E-commerce companies increasingly want to offer a more personalized shopping experience for consumers. The goal is to make the shopping more enjoyable and faster for the consumer while also increasing average sales and profitability. The underlying technology that enables such personalization are so-called “recommendation engines,” algorithm-based tools that companies use to make data-driven decisions and predict what types of products or actions are likely to be of interest to a consumer.
Amazon Remembers All
When it comes to a personalized shopping experience and leveraging Big Data to make product recommendations, few ecommerce solutions can match Amazon’s technology.
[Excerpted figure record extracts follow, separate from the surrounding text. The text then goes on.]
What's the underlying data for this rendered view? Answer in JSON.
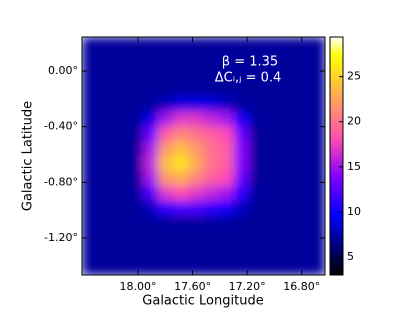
{
  "chart_data": {
    "type": "heatmap",
    "x_label": "Galactic Longitude",
    "y_label": "Galactic Latitude",
    "annotations": [
      "β = 1.35",
      "ΔCᵢ,ⱼ = 0.4"
    ],
    "xlim": [
      18.41,
      16.63
    ],
    "ylim": [
      -1.467,
      0.245
    ],
    "xticks": [
      {
        "value": 18.0,
        "label": "18.00°"
      },
      {
        "value": 17.6,
        "label": "17.60°"
      },
      {
        "value": 17.2,
        "label": "17.20°"
      },
      {
        "value": 16.8,
        "label": "16.80°"
      }
    ],
    "yticks": [
      {
        "value": 0.0,
        "label": "0.00°"
      },
      {
        "value": -0.4,
        "label": "-0.40°"
      },
      {
        "value": -0.8,
        "label": "-0.80°"
      },
      {
        "value": -1.2,
        "label": "-1.20°"
      }
    ],
    "colormap": "gnuplot2",
    "clim": [
      3,
      29.4
    ],
    "cticks": [
      5,
      10,
      15,
      20,
      25
    ],
    "z": [
      [
        7,
        7,
        7,
        7,
        7,
        7,
        7,
        7,
        7,
        7,
        7,
        7,
        7,
        7,
        7,
        7
      ],
      [
        7,
        7,
        7,
        7,
        7,
        7,
        7,
        7,
        7,
        7,
        7,
        7,
        7,
        7,
        7,
        7
      ],
      [
        7,
        7,
        7,
        7,
        7,
        7,
        7,
        7,
        7,
        7,
        7,
        7,
        7,
        7,
        7,
        7
      ],
      [
        7,
        7,
        7,
        7,
        7,
        7,
        7,
        7,
        7,
        7,
        7,
        7,
        7,
        7,
        7,
        7
      ],
      [
        7,
        7,
        7,
        7,
        7,
        8,
        9,
        9,
        9,
        8,
        7,
        7,
        7,
        7,
        7,
        7
      ],
      [
        7,
        7,
        7,
        7,
        9,
        15,
        17,
        17,
        16,
        15,
        10,
        7,
        7,
        7,
        7,
        7
      ],
      [
        7,
        7,
        7,
        7,
        13,
        19,
        21,
        20,
        19,
        18,
        13,
        7,
        7,
        7,
        7,
        7
      ],
      [
        7,
        7,
        7,
        7,
        15,
        22,
        24,
        22,
        20,
        19,
        14,
        7,
        7,
        7,
        7,
        7
      ],
      [
        7,
        7,
        7,
        7,
        16,
        24,
        26,
        23,
        20,
        19,
        14,
        7,
        7,
        7,
        7,
        7
      ],
      [
        7,
        7,
        7,
        7,
        15,
        22,
        23,
        21,
        19,
        18,
        13,
        7,
        7,
        7,
        7,
        7
      ],
      [
        7,
        7,
        7,
        7,
        12,
        17,
        18,
        17,
        16,
        15,
        11,
        7,
        7,
        7,
        7,
        7
      ],
      [
        7,
        7,
        7,
        7,
        8,
        11,
        12,
        12,
        11,
        10,
        8,
        7,
        7,
        7,
        7,
        7
      ],
      [
        7,
        7,
        7,
        7,
        7,
        7,
        7,
        7,
        7,
        7,
        7,
        7,
        7,
        7,
        7,
        7
      ],
      [
        7,
        7,
        7,
        7,
        7,
        7,
        7,
        7,
        7,
        7,
        7,
        7,
        7,
        7,
        7,
        7
      ],
      [
        7,
        7,
        7,
        7,
        7,
        7,
        7,
        7,
        7,
        7,
        7,
        7,
        7,
        7,
        7,
        7
      ],
      [
        7,
        7,
        7,
        7,
        7,
        7,
        7,
        7,
        7,
        7,
        7,
        7,
        7,
        7,
        7,
        7
      ]
    ]
  }
}
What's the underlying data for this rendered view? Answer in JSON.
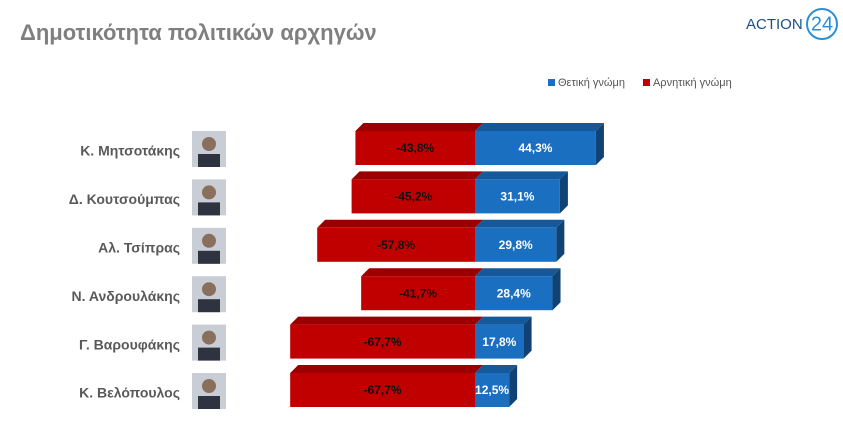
{
  "logo": {
    "text": "ACTION",
    "number": "24"
  },
  "chart_data": {
    "type": "bar",
    "orientation": "horizontal",
    "stacked": "diverging",
    "title": "Δημοτικότητα πολιτικών αρχηγών",
    "categories": [
      "Κ. Μητσοτάκης",
      "Δ. Κουτσούμπας",
      "Αλ. Τσίπρας",
      "Ν. Ανδρουλάκης",
      "Γ. Βαρουφάκης",
      "Κ. Βελόπουλος"
    ],
    "series": [
      {
        "name": "Θετική γνώμη",
        "color": "#1a6fc1",
        "values": [
          44.3,
          31.1,
          29.8,
          28.4,
          17.8,
          12.5
        ],
        "value_labels": [
          "44,3%",
          "31,1%",
          "29,8%",
          "28,4%",
          "17,8%",
          "12,5%"
        ]
      },
      {
        "name": "Αρνητική γνώμη",
        "color": "#c00000",
        "values": [
          -43.8,
          -45.2,
          -57.8,
          -41.7,
          -67.7,
          -67.7
        ],
        "value_labels": [
          "-43,8%",
          "-45,2%",
          "-57,8%",
          "-41,7%",
          "-67,7%",
          "-67,7%"
        ]
      }
    ]
  }
}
The sheer size of the company and the data it has at its disposal means its recommendation engine is a fine tuned machine that offers relevant and accurate product suggestions. Here’s some of the highlights of the Amazon service:
- Despite covering millions of products, the Amazon service is leveraging Big Data to narrow down to “small data” in the form of specific product. It uses data from the specific user and intelligently blends it with all users, and can “learn” over time based on which recommendations are clicked/bought/reviewed.
- Amazon is transparent about the recommendations, even asking the consumer to provide feedback. For example, shoppers can choose to “Improve Your Recommendations” by ranking purchased products which can exclude certain ones. This is especially valuable for shoppers that buy frequent gifts for others, or those who purchased a one-off item. If the shopper for example mainly buys sports equipment, but bought three books on craft beer brewing for a friend, then excluding those books as gifts will significantly alter the type (and relevancy) of recommendations.
Netflix Perfects Recommendations
Netflix is another company that has invested significant time and resources into leveraging big data to perfect their recommendation engine. The company reports up to 75 percent of content viewed through the service is based upon its recommendations, illustrating their importance in a positive user experience.
- In addition to tracking viewing habits, the service also uses what it calls“Taste Preferences”, a survey that allows the user to fine tune which genres of content they enjoy watching, and how often. This is the base of the recommendations, and also gives the user a measure of control over the recommendations.
- What sets Netflix apart is the specificity of its recommendations. It goes beyond simply offering a user “Action” or “Romance” titles and instead features micro-genres within broader categories. This makes the recommendations more relevant and gives the user the impression the recommendations are built just for them, even though the service has millions of subscribers.
Leveraging Big Data to make recommendations is so central to Netflix’s success, that the company reportedly spends $150 million a year and employs 300 people to maintain and tweak its recommendation engine. The company continues to offer a wider range of content, so relevant recommendations can ensure customers are not overwhelmed with too many choices.
Other companies utilize Big Data for recommendation engines outside of the e-commerce world, but they still provide a valuable service. Consider LinkedIn’s popular “People You May Know” feature which selects possible connections out of the company’s hundreds of millions of users. These recommendations are based on a range of data points that are designed to offer the user relevant new contacts that are based not only on shared connections but other similar interests or industry affiliations.
Some words of wisdom for e-commerce players
E-commerce companies that are looking to improve their recommendations should follow some core best practices:
- Be transparent. Amazon takes the lead here with giving users some control over their recommendations. It also explicitly spells out how it utilizes Big Data, making it a positive, and lessening the “Big Brother” aspect of data collection and its use.
- You need data. Netflix and Amazon have the benefits of millions of customers and a trove of data. Newer companies need to build up their data reserves, which can be done on the back-end and also through customer surveys and similar proactive data collection efforts.
- Make it surprising. Recommending the next Hunger Games book after the shopper bought the first book is not exactly a surprise. The best recommendation engines show the consumer something unexpected, a product that is well reviewed and likely to pique their interest.
E-commerce firms that want to increase their revenue should look at leveraging Big Data to create recommendation engines that give customers a more engaging experience. The goal is to take the customers on a journey that guides them from product to product, ideally with some sort of overall connection between all of their actions and purchases.